Pourtant, le rejet de ce projet apparaît comme étant le résultat d’une vaste mésinformation. Toute la communication déplorant une installation obligatoire de ces appareils est basée sur l’idée qu’ils émettent des ondes electro-magnétiques – ou des radiofréquences selon la source. Or, le compteur électrique communicant Linky utilise une technologie connue, depuis les années 50, le Courant Porteur en Ligne (CPL) qui permet d’envoyer des informations type Internet dans les câbles du réseau électrique classiques et existants. Il n’y a donc pas d’émission d’électromagnétique supplémentaire, et il ne représente aucune menace pour la santé. En application des normes sanitaires françaises et européennes – très restrictives, et il faut s’en féliciter – l’appareil n’émet aucune onde radio, il n’utilise pas la technologie wifi.
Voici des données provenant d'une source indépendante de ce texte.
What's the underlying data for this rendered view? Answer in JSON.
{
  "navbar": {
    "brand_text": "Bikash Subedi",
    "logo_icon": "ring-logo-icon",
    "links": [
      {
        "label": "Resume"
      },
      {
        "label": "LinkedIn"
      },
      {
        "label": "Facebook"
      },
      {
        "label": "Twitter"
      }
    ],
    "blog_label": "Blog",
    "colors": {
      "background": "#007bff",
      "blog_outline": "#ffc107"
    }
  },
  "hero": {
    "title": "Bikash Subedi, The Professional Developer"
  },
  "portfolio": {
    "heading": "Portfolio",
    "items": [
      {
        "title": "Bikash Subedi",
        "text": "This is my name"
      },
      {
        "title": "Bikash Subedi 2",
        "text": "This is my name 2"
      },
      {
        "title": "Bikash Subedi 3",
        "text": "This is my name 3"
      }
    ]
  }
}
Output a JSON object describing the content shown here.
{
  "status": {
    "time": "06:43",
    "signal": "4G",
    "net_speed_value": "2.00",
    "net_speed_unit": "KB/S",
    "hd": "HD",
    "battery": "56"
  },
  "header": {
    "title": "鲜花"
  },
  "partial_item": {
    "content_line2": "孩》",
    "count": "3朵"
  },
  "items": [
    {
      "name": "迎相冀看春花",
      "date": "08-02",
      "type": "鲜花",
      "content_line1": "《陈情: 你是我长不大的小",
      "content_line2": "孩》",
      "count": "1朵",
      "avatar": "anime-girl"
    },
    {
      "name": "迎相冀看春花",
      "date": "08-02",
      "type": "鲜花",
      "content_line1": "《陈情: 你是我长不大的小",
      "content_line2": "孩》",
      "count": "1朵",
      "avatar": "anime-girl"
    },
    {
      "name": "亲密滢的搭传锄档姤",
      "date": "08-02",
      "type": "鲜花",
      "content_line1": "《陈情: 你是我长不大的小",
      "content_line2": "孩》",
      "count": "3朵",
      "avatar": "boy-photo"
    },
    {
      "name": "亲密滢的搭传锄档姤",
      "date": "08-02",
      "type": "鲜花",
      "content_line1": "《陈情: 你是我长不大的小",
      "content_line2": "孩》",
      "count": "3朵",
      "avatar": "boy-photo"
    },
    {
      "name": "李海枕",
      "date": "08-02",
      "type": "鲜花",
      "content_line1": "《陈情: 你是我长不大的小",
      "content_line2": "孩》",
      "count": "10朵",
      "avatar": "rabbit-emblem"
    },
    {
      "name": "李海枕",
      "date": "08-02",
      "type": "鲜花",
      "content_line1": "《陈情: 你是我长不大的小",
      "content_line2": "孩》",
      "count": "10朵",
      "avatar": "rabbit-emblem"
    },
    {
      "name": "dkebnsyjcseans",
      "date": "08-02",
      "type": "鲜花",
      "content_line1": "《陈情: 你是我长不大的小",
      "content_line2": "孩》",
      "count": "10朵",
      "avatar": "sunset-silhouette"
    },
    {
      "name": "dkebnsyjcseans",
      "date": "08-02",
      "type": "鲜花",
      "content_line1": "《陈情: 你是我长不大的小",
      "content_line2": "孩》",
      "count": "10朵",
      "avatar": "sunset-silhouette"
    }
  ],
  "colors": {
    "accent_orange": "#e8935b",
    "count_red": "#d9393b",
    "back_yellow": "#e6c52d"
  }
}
Aussi, sans surprise, la demande d’arrêt de l’installation soumise à la DGS (Direction générale de la santé), selon laquelle les électrosensibles pourraient ne pas supporter le rayonnement continu dans leur foyer, a été rejettée. En plus de ne pas émettre d’ondes, ce compteur électrique n’émet pas d’informations en continu, comme d’autres appareils connectés, mais seulement quelques secondes par jour. Les études menées an amont montrent qu’en termes d’émissions, le compteur Linky à une emprunte largement inférieure à un téléphone portable, une box wifi, un four à micro-onde ou une télévision.
Mais nonobstant ces données démontrant l’innocuité de Linky, ce sont les fondements scientifiques de l’électrosensibilité qui posent question. Selon l’OMS, elle « est caractérisée par divers symptômes que les individus touchés attribuent à l’exposition aux champs électro-magnétiques. Parmi les symptômes les plus fréquemment présentés, on peut mentionner des symptômes dermatologiques (rougeurs, picotements et sensations de brûlure), des symptômes neurasthéniques et végétatifs (fatigue, lassitude, difficultés de concentration, étourdissements, nausées, palpitations cardiaques et troubles digestifs). »
Pour l’OMS, toujours, « il existe aussi certains éléments indiquant que ces symptômes peuvent être dus à des maladies psychiatriques préexistantes, ainsi qu’à des réactions de stress résultant de la crainte inspirée par les éventuels effets sur la santé des Champs Electro-Magnétiques, plutôt que de l’exposition aux CEM elle-même. » Des études étiologiques ont été menées pour rechercher les causes de cette maladie – en particulier en double aveugle – et n’ont pas pu démontrer que les champs électromagnétiques étaient à l’origine des symptômes constatés. Des fausses expositions à un champ électromagnétique ont été suffisantes pour déclencher des symptômes graves chez certains participants. L’OMS considère qu’il n’existe ni critères diagnostiques clairs pour ce problème sanitaire, ni base scientifique permettant de relier les symptômes de l’hypersensibilité électromagnétique à une exposition aux champs électromagnétiques.
En conclusion, on peut déplorer que les symptômes décrits par les personnes souffrant d’électro-hypersensibilité peuvent s’avérer sévères et parfois handicapants. Cependant, non seulement ils apparaissent comme davantage liés à la présence suspectée de champs électromagnétiques qu’à l’émission réelle d’onde, mais de plus, il n’y aura pas d’émission d’ondes dans ce cas précis. Ici, la campagne d’opposition à l’installation de la nouvelle génération de compteurs s’avère donc fondée sur la circulation d’informations erronées et des craintes allant à l’encontre des recherches effectuées dans le domaine. Espérons que cette fois, la peur du progrès ne l’emportera pas sur la raison.